I came to the city I am living in now because I received an attractive scholarship offer from the university. I briefly googled the images of the city and boarded the plane without much thought.
I did notice the city was less busy than what I was used to, living in the metropolitan centre in Asia for the last 3 years. However, I did not automatically take it as a bad thing – I was thrilled to get acquainted with the new habitat and make it my home. The university area was spectacular – so much green, so many cute student houses. Everyone was smiling, welcoming. The first “punch” in the face I got was when I attended the residence block party. I met students who just arrived like me and those who had been there for a year or more.
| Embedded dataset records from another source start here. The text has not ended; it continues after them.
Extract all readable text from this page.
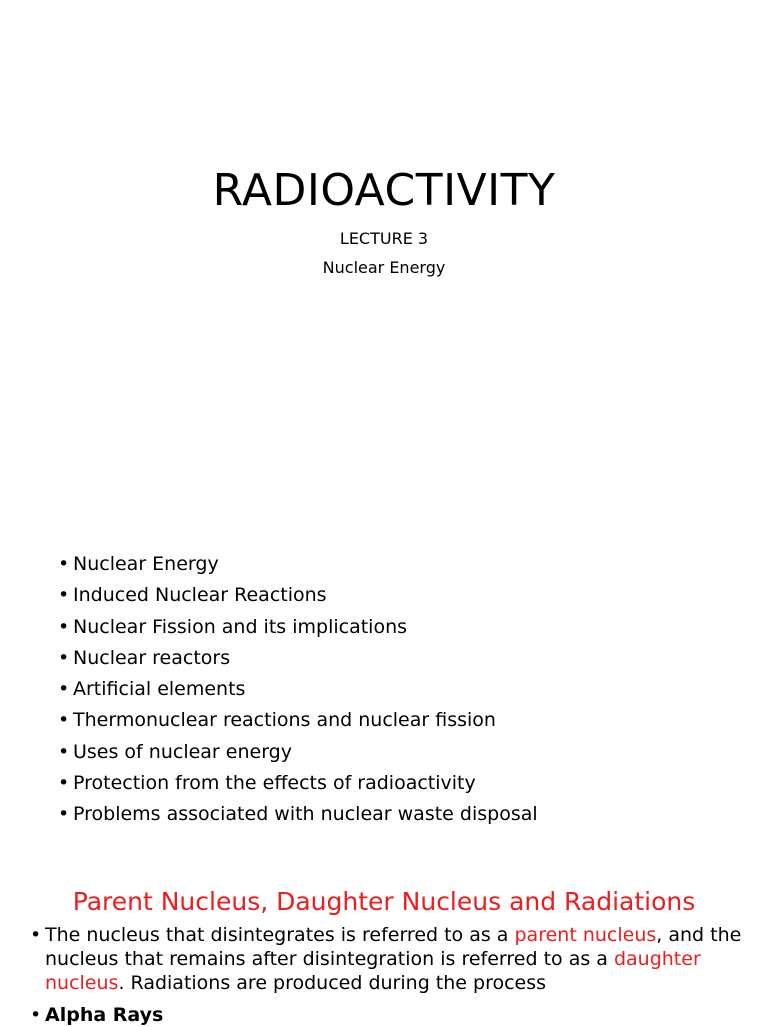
RADIOACTIVITY
LECTURE 3
Nuclear Energy
• Nuclear Energy
• Induced Nuclear Reactions
• Nuclear Fission and its implications
• Nuclear reactors
• Artificial elements
• Thermonuclear reactions and nuclear fission
• Uses of nuclear energy
• Protection from the effects of radioactivity
• Problems associated with nuclear waste disposal
Parent Nucleus, Daughter Nucleus and Radiations

• The nucleus that disintegrates is referred to as a parent nucleus, and the nucleus that remains after disintegration is referred to as a daughter nucleus. Radiations are produced during the process

• Alpha Rays
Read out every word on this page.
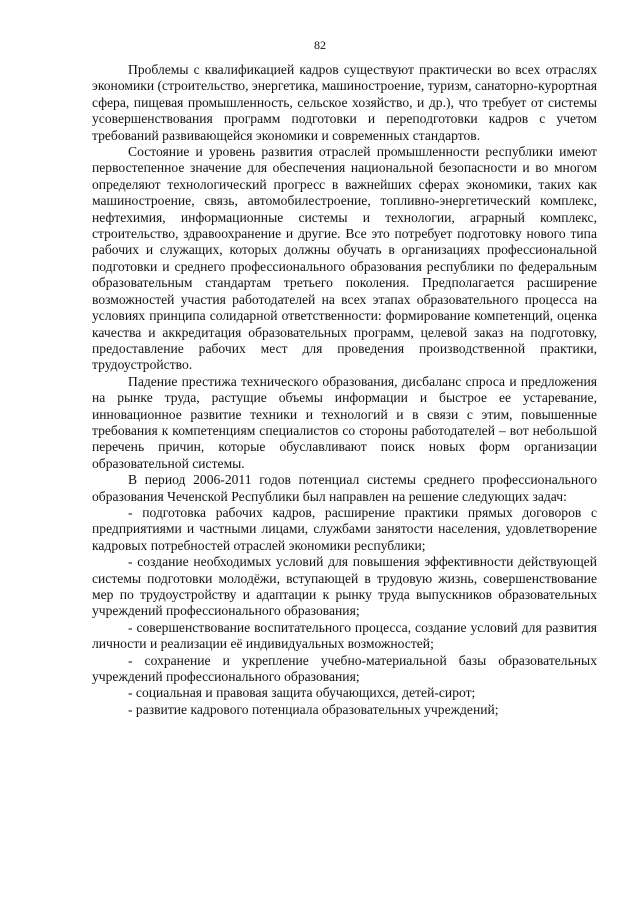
82

Проблемы с квалификацией кадров существуют практически во всех отраслях экономики (строительство, энергетика, машиностроение, туризм, санаторно-курортная сфера, пищевая промышленность, сельское хозяйство, и др.), что требует от системы усовершенствования программ подготовки и переподготовки кадров с учетом требований развивающейся экономики и современных стандартов.

Состояние и уровень развития отраслей промышленности республики имеют первостепенное значение для обеспечения национальной безопасности и во многом определяют технологический прогресс в важнейших сферах экономики, таких как машиностроение, связь, автомобилестроение, топливно-энергетический комплекс, нефтехимия, информационные системы и технологии, аграрный комплекс, строительство, здравоохранение и другие. Все это потребует подготовку нового типа рабочих и служащих, которых должны обучать в организациях профессиональной подготовки и среднего профессионального образования республики по федеральным образовательным стандартам третьего поколения. Предполагается расширение возможностей участия работодателей на всех этапах образовательного процесса на условиях принципа солидарной ответственности: формирование компетенций, оценка качества и аккредитация образовательных программ, целевой заказ на подготовку, предоставление рабочих мест для проведения производственной практики, трудоустройство.

Падение престижа технического образования, дисбаланс спроса и предложения на рынке труда, растущие объемы информации и быстрое ее устаревание, инновационное развитие техники и технологий и в связи с этим, повышенные требования к компетенциям специалистов со стороны работодателей – вот небольшой перечень причин, которые обуславливают поиск новых форм организации образовательной системы.

В период 2006-2011 годов потенциал системы среднего профессионального образования Чеченской Республики был направлен на решение следующих задач:

- подготовка рабочих кадров, расширение практики прямых договоров с предприятиями и частными лицами, службами занятости населения, удовлетворение кадровых потребностей отраслей экономики республики;

- создание необходимых условий для повышения эффективности действующей системы подготовки молодёжи, вступающей в трудовую жизнь, совершенствование мер по трудоустройству и адаптации к рынку труда выпускников образовательных учреждений профессионального образования;

- совершенствование воспитательного процесса, создание условий для развития личности и реализации её индивидуальных возможностей;

- сохранение и укрепление учебно-материальной базы образовательных учреждений профессионального образования;

- социальная и правовая защита обучающихся, детей-сирот;

- развитие кадрового потенциала образовательных учреждений;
When I asked them about the impressions of living here, their answers shocked me. “You came to a dead place.” “It is the worst city to live in.” “There is literary nothing to do.” “I miss my hometown.” “When I am done with studies, I am out of here.” “Good luck with having fun here.”
It affected and haunted me for several years. “Plain, boring, simple, unexciting, bland” – these adjectives stayed in my mind. For many years I believed in them. I labeled the city the way others viewed it and lived with this “comfortable” image in my head and in my heart. I was so persuaded not to like it that for many years I refused to even attempt at exploring various parts of the city and enjoying what it could offer. I developed a small and boring city complex.
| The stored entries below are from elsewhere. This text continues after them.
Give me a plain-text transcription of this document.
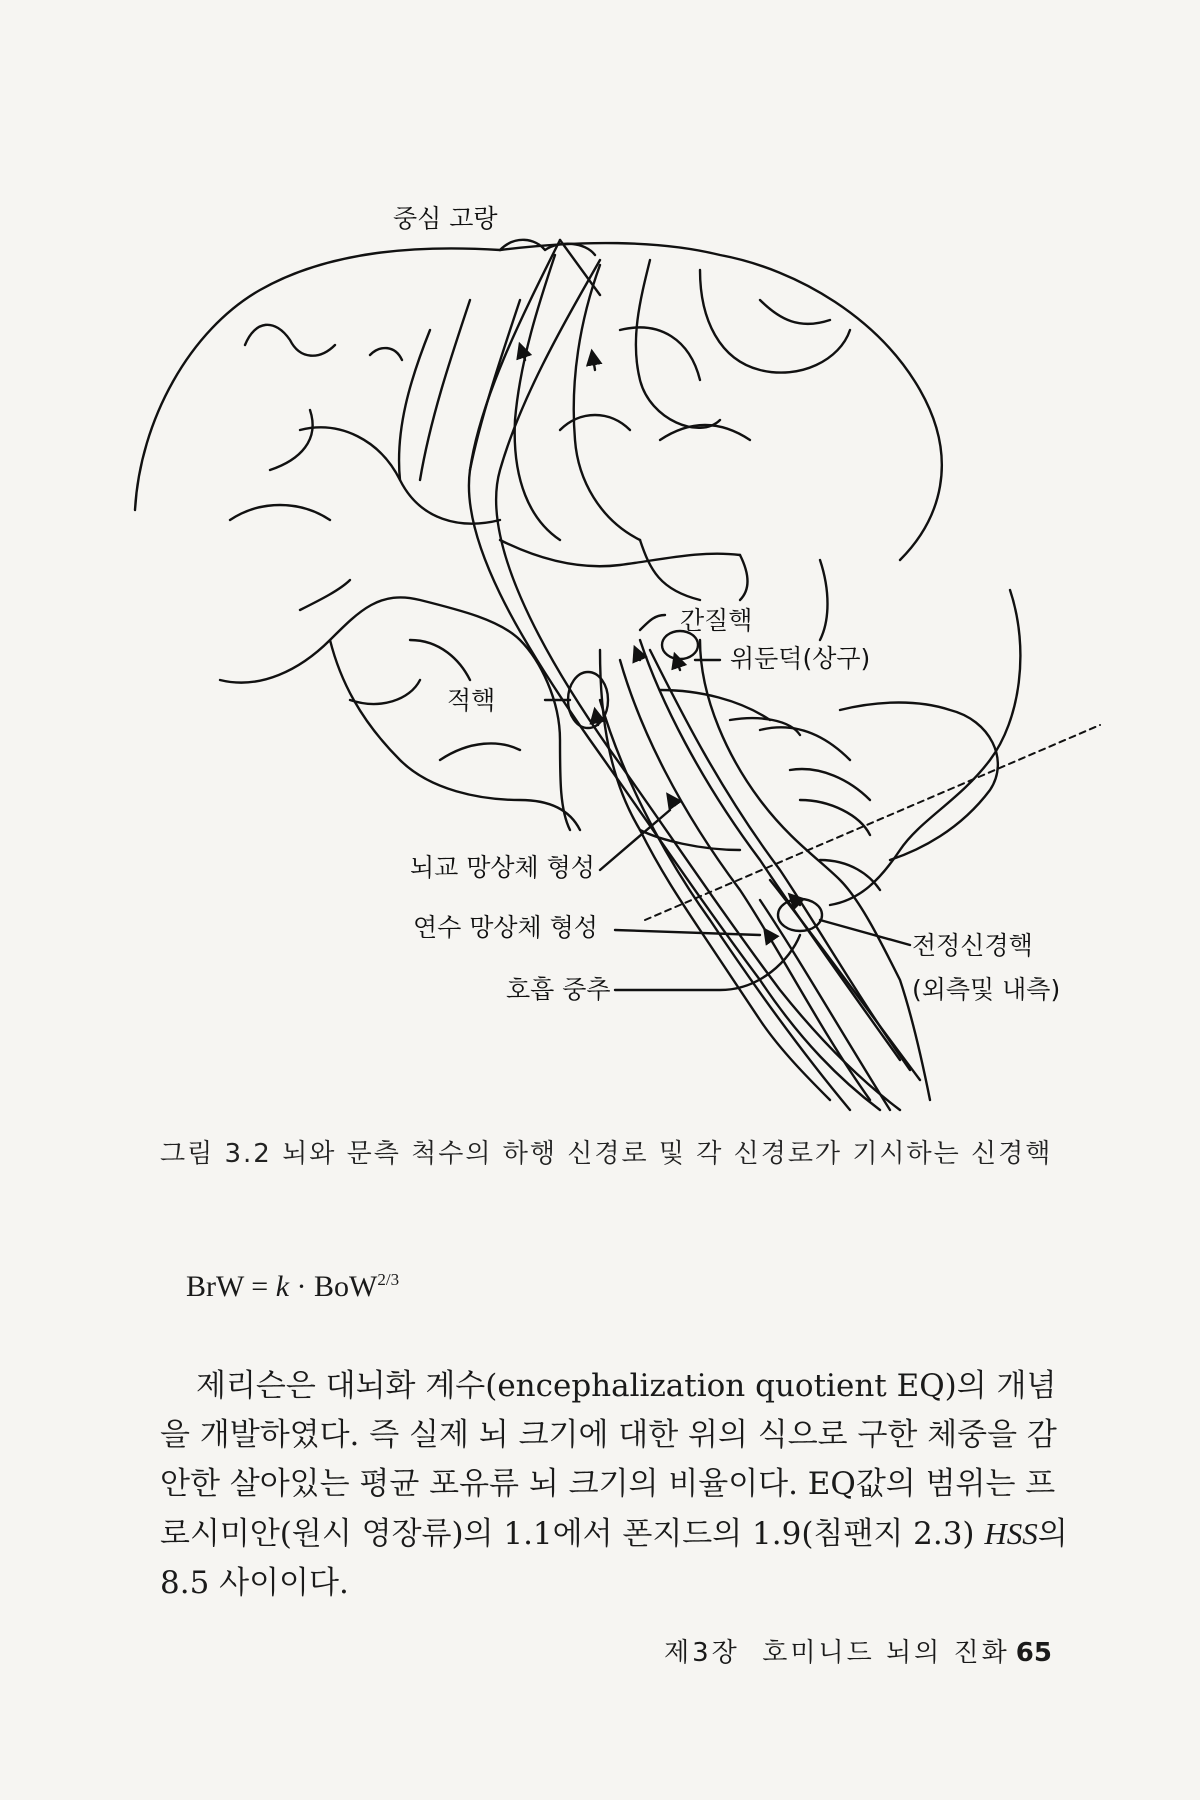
중심 고랑
간질핵
위둔덕(상구)
적핵
뇌교 망상체 형성
연수 망상체 형성
호흡 중추
전정신경핵
(외측및 내측)
그림 3.2 뇌와 문측 척수의 하행 신경로 및 각 신경로가 기시하는 신경핵
BrW = k · BoW$^{2/3}$

제리슨은 대뇌화 계수(encephalization quotient EQ)의 개념을 개발하였다. 즉 실제 뇌 크기에 대한 위의 식으로 구한 체중을 감안한 살아있는 평균 포유류 뇌 크기의 비율이다. EQ값의 범위는 프로시미안(원시 영장류)의 1.1에서 폰지드의 1.9(침팬지 2.3) HSS의 8.5 사이이다.

제3장  호미니드 뇌의 진화 65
This year has become a transformational period for me in my ways. I have started to reinvent myself, my relationships with people, habits, my ideas and values because the older ones stopped working for me. And this month I have also decided to reinvent my relationships with the city – to scratch everything and start over. Give it another chance, as you will. Or maybe it is me who should be given another chance with this city.
Even though it is Covid and most things are closed nowadays, I still want to devote this summer to looking at my city through new eyes. What does it breathe with? How is it evolving? What did I miss?
It is time to revisit the relationships with my city. After all, who says love should be at first sight?